The epic history of Istanbul begins with the Greeks coming from Megara in 685 BC and establishing the first city in the region today called the historical peninsula.
With the Dors founding the city of Kalkedon (today's Kadikoy), Istanbul with two sides appears. Bosporus flowing between them!
There is a mythological story about the Byzantines naming the Bosphorus as "Bosporus", meaning "cow pass" in ancient Greek.
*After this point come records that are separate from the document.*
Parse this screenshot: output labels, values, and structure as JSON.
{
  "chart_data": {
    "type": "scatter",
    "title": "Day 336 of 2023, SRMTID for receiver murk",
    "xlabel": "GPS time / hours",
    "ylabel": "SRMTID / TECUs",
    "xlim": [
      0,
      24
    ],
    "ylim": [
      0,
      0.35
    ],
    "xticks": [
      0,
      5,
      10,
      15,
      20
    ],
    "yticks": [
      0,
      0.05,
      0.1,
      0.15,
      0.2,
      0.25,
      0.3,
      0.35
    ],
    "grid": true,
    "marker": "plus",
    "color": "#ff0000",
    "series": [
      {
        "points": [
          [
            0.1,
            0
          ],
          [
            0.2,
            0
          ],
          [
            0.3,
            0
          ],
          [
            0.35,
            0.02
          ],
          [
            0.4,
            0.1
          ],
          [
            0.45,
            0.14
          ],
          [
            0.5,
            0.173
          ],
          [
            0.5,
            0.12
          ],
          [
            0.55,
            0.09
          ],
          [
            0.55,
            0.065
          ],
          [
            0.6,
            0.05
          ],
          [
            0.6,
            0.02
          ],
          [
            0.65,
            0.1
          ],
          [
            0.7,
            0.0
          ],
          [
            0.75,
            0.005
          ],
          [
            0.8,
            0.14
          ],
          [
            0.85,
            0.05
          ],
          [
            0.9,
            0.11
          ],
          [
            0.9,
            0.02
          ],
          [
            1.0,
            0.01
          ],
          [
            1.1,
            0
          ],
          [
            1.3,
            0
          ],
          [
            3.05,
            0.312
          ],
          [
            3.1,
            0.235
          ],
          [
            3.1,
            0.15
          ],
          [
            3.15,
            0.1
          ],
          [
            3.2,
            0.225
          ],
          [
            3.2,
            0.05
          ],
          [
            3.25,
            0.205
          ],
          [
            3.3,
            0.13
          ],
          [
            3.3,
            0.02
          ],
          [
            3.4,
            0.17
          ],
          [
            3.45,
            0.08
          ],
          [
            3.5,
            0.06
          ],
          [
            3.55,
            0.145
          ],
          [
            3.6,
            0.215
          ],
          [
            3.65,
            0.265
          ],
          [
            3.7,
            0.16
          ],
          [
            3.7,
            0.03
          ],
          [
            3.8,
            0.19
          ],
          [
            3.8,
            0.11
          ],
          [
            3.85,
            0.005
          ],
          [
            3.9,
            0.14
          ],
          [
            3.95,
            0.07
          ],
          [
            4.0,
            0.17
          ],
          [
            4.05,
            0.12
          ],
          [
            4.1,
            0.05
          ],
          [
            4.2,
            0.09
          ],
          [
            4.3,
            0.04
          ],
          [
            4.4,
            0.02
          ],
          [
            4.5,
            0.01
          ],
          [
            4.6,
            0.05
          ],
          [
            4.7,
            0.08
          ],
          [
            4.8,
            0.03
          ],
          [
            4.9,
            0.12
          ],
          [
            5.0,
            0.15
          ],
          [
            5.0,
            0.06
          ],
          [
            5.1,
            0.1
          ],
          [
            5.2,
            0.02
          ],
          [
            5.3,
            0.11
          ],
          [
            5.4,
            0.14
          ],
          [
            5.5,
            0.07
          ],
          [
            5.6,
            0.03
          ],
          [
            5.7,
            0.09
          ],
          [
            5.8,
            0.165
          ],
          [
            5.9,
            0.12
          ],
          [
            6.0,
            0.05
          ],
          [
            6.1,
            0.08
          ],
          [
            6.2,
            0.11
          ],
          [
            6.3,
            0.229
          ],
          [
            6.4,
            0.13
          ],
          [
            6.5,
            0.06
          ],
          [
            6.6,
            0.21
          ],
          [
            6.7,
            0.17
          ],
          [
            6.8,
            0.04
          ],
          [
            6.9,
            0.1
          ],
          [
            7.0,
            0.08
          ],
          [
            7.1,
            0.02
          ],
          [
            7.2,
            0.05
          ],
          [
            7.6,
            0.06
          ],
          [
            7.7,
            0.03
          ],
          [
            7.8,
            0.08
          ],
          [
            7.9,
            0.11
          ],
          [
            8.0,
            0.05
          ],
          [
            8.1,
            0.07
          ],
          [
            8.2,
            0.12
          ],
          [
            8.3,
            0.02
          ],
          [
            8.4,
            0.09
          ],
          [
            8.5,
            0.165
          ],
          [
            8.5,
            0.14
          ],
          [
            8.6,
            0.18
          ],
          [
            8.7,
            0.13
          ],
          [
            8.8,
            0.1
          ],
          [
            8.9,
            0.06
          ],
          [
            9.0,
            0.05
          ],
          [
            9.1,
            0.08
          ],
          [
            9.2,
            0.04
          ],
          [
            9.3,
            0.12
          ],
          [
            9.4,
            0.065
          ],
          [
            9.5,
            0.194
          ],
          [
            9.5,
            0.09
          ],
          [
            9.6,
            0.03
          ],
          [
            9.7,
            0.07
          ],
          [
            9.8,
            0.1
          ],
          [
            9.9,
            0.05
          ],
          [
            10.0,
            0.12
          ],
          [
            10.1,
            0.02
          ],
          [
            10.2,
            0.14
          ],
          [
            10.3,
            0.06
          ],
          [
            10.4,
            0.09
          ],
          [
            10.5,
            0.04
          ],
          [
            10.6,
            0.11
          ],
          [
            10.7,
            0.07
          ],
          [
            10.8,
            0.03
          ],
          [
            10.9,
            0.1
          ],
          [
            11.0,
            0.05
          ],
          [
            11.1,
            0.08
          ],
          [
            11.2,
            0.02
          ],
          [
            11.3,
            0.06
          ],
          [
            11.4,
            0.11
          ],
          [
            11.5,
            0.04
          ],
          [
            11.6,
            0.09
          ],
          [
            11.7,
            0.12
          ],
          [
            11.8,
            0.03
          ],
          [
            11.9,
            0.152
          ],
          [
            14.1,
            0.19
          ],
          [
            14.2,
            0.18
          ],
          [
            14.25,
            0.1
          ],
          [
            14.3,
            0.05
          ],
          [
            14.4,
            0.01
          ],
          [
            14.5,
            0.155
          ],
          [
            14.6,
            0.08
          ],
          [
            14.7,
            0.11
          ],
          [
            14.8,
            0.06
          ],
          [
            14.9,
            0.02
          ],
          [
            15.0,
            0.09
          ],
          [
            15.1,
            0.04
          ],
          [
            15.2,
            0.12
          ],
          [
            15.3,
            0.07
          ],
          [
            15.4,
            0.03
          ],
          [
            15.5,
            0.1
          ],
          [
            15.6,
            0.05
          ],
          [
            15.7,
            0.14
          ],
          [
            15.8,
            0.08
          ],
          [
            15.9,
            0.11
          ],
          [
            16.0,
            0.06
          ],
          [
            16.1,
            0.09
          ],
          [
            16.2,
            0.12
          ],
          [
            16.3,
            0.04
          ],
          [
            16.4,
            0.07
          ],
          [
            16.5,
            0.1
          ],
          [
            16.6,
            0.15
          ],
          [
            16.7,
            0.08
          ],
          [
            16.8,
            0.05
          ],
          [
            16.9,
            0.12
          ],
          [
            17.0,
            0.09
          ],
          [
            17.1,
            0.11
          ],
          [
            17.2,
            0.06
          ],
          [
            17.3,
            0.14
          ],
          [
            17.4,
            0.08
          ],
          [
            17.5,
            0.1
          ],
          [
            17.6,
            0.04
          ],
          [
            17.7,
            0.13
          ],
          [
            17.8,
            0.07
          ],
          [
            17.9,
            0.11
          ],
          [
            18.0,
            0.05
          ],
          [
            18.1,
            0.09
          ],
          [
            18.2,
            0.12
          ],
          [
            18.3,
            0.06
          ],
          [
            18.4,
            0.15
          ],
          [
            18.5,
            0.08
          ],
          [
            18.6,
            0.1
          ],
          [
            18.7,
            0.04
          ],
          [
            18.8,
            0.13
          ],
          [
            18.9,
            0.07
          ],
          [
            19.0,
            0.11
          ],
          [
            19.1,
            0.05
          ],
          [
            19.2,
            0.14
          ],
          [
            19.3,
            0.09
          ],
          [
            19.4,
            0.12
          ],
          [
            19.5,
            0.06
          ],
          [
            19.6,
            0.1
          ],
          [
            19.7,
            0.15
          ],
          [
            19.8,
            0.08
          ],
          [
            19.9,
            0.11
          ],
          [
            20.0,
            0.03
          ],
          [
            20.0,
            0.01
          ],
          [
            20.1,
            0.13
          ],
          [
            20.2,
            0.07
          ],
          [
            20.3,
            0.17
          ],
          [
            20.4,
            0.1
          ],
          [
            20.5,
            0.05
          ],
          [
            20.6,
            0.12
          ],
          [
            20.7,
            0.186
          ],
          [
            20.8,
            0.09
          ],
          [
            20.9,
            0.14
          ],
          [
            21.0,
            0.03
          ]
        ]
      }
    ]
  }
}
In ancient Greek mythology, the god Zeus, married to the goddess Hera, falls in love with a princess named Io and begins to meet her secretly from his wife Hera. Hera suspects something and one day, when Zeus and Io are together, she makes a sudden raid on them. Zeus covers the surroundings with clouds to hide the situation, but Hera disperses these clouds in anger.
Realizing that he cannot prevent Hera, Zeus turns Io into a cow to hide him. This would not be enough for Hera's anger to subside. He asks his wife to give it to him as a gift, and a horse fly infests the cow. The cow, which hurts more than the bites of the fly, starts to run from place to place and the valley fills with water as it crosses from one continent to another. The strait known today as the Bosphorus is formed. Namely Bosporus: Cow pass. A slit made by the horns of the cow, which shakes its head in pain, is also covered with water, and the name of the place is the "golden horn", that is, the Golden Horn.
A history that doesn't fit in the pages
This city has a history that does not fit into the pages. But we can briefly describe it like this:
- The settlement on the historical peninsula, founded by the Megarians in the 7th century B.C, was called Byzantion. In 324 A.C., the Roman Emperor Constantine changed the name of the city to Constantinopolis (Constantine's City) and made the city the capital of the Roman Empire.
- In 537 A.C., Byzantine Emperor Justinian I started the construction of the Hagia Sophia church. This church became the largest church in the Byzantine Empire.
- In 1204 A.C., Istanbul was occupied by the Crusaders and the city was sacked.
- In 1453, the sultan of the Ottoman Empire, Fatih Sultan Mehmed, conquered Istanbul at the age of 21 and the city became the capital of the Ottoman Empire.
Topkapi Palace was built in 1478 and Dolmabahce Palace was built in 1876. The empire, which ruled 3 continents until the abolition of the sultanate in 1922, was ruled from these two palaces.
- In 1923, with the founding of the Turkish Republic, Istanbul became one of the largest and most important cities in modern Turkey.
- After the 1950s, Istanbul experienced a rapid urban transformation and the city turned into the locomotive city of modern Turkey.